To explore the changes of autophagic activity after resistance of U266 cells to bortezomib (Bor) and its mechanisms. The proliferation inhibition rate, 50% inhibitory concentration (IC50), drug-resistance coefficient, drug-resistance reversed multiple by 3-methyladenine (3-MA) in U266 and U266/Bor cells treated with Bor were detected and calculated by using MTT method, then the proliferation inhibition curve was drawed.

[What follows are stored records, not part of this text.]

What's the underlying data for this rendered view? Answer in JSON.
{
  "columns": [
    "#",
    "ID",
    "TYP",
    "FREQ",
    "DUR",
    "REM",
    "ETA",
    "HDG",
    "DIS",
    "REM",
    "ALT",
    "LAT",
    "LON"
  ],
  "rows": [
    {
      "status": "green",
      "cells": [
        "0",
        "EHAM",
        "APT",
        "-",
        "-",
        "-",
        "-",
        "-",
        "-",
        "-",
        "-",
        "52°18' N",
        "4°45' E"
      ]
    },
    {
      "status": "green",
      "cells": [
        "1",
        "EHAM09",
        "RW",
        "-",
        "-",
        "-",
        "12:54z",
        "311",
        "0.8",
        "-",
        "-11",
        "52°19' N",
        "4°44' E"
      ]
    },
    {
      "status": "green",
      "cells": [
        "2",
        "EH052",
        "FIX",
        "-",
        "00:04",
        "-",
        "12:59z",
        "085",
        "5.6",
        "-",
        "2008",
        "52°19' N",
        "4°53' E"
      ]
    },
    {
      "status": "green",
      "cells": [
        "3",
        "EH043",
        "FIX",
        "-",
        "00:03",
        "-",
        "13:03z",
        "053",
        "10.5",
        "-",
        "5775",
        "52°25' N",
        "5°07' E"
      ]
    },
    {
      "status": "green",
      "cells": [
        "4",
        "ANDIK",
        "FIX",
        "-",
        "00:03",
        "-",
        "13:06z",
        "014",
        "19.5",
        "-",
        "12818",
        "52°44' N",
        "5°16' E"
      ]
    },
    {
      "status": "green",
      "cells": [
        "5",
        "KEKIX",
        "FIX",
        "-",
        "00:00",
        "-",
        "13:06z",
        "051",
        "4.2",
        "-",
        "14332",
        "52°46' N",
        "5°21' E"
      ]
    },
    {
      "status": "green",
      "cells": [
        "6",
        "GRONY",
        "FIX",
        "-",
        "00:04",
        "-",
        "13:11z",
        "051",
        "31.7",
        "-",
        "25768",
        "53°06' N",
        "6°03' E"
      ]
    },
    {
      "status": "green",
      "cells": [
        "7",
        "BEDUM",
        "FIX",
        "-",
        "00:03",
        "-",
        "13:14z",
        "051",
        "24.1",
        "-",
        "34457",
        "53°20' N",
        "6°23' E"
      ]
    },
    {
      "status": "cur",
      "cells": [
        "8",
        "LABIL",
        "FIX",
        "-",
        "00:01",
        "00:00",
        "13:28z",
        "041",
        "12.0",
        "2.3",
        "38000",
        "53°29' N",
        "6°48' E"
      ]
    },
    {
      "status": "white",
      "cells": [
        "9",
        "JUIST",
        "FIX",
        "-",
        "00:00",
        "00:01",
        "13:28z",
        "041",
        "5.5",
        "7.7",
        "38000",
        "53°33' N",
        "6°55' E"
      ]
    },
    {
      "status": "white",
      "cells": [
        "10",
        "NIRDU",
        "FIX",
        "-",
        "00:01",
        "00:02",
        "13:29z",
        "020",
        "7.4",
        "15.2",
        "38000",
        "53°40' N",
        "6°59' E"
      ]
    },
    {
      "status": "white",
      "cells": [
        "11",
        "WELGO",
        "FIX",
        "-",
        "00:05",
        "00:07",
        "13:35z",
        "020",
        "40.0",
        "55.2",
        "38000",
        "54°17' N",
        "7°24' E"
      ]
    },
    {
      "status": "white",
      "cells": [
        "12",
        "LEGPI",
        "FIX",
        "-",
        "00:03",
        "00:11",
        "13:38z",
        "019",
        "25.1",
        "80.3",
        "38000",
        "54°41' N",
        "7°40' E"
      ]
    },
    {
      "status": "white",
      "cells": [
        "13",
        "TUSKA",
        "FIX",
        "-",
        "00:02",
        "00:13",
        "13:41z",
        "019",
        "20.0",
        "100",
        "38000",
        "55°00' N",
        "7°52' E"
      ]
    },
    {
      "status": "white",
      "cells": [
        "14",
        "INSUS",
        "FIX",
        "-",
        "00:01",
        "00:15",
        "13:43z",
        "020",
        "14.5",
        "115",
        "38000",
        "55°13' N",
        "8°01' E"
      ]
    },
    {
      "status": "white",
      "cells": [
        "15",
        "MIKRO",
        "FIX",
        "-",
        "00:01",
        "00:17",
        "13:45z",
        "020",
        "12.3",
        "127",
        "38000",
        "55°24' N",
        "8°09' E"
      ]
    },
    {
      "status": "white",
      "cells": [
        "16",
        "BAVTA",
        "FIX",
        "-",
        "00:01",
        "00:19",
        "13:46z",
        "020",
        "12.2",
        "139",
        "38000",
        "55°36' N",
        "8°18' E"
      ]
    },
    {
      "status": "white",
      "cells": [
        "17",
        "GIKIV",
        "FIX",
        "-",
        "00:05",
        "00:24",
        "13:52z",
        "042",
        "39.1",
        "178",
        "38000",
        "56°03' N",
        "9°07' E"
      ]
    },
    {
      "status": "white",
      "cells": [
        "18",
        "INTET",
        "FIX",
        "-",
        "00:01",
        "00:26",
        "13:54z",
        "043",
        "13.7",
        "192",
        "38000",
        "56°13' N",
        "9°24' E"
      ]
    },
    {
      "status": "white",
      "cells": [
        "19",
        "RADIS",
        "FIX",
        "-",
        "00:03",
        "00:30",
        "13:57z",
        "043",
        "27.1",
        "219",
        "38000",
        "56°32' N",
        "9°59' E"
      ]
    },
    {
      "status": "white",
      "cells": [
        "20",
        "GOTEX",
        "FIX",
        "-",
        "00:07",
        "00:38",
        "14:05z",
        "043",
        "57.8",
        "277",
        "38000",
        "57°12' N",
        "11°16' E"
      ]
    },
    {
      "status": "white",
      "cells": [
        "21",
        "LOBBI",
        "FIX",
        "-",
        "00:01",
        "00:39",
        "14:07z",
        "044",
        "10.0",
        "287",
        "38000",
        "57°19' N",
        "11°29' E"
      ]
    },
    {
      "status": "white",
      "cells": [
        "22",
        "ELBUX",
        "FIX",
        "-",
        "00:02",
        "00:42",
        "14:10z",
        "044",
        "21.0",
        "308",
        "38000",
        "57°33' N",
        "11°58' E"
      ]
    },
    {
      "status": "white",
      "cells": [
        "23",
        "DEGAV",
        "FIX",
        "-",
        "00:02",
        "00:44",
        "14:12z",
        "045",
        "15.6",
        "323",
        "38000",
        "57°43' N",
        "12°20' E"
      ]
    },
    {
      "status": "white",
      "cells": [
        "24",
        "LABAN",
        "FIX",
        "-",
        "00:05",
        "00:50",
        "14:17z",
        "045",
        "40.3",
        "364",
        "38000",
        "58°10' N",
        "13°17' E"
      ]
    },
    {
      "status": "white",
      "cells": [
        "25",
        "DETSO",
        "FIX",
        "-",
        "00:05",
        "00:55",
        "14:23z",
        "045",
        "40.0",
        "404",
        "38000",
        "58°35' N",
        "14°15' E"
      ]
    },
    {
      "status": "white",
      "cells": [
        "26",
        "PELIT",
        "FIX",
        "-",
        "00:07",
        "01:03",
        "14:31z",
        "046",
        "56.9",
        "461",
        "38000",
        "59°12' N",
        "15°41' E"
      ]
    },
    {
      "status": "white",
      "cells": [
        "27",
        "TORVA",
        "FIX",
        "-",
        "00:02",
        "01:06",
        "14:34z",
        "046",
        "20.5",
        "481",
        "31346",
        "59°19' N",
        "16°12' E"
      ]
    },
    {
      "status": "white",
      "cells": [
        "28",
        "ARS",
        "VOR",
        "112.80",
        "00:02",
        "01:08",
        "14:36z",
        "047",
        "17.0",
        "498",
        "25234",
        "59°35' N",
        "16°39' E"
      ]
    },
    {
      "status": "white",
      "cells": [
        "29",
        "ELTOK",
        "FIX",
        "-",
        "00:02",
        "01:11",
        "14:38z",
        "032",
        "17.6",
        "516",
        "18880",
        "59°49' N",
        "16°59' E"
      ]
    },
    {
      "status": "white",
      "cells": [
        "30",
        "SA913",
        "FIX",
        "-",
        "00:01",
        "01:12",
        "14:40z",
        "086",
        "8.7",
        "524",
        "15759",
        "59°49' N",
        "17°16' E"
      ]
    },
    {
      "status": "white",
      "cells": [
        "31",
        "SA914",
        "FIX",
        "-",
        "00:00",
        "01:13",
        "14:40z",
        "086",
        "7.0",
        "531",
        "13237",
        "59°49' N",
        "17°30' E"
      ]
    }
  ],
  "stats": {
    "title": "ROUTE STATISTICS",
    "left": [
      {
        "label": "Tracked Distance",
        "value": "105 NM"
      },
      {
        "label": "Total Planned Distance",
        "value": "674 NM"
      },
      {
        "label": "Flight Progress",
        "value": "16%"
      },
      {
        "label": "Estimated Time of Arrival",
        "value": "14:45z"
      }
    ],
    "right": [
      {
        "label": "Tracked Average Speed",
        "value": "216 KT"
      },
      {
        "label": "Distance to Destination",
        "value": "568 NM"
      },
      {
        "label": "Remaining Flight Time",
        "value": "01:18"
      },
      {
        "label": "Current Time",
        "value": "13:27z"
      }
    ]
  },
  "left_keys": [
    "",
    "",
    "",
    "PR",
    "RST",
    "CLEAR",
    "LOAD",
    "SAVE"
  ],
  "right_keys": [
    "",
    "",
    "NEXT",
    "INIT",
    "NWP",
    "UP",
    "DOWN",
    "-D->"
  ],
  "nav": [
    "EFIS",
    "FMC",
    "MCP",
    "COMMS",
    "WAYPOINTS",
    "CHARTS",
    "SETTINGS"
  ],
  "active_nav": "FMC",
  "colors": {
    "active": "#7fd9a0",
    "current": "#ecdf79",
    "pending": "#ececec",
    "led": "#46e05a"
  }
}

The Western blot was used to detect the expression of LC3-I, IC3-II, p-mTOR, Beclin-1, ATG5 and ATG7 proteins. The Bor showed the its proliferation inhibition effect on U266 cells and U266/Bor cells, IC50 of Bor on U266 and U266/Bor cells on 24 hours were 35.7 nmol/L and 526.5 nmol/L respectively; the drug-resistance coefficient was 14.7; the drug-resistance reversed multiple by 3-MA was 2.7. The expression of LC3-II, Beclin11, ATG5 and ATG7 in U266/Bor cells was higher than that in U266 cells; after the treatment with Bor for 24 h, the expression levels of LC3-II, Beclin-1, ATG5 and ATG7 in U266 cells all decreased, as compared with levels before treatment; while the expression levels of LC3-II, Beclin-1, ATG5 and ATG7 in U266/Bor cells were higher than those before treatment. There were no significant difference of p-mTOR expression among U266, U266+Bor, U266/Bor, U266/Bor+Bor cells. The increase of autophagy closely relates with resistance of U266 cells to bortezomib, moreover with up-regulation of Beclin-1, ATG5 and ATG7 expression.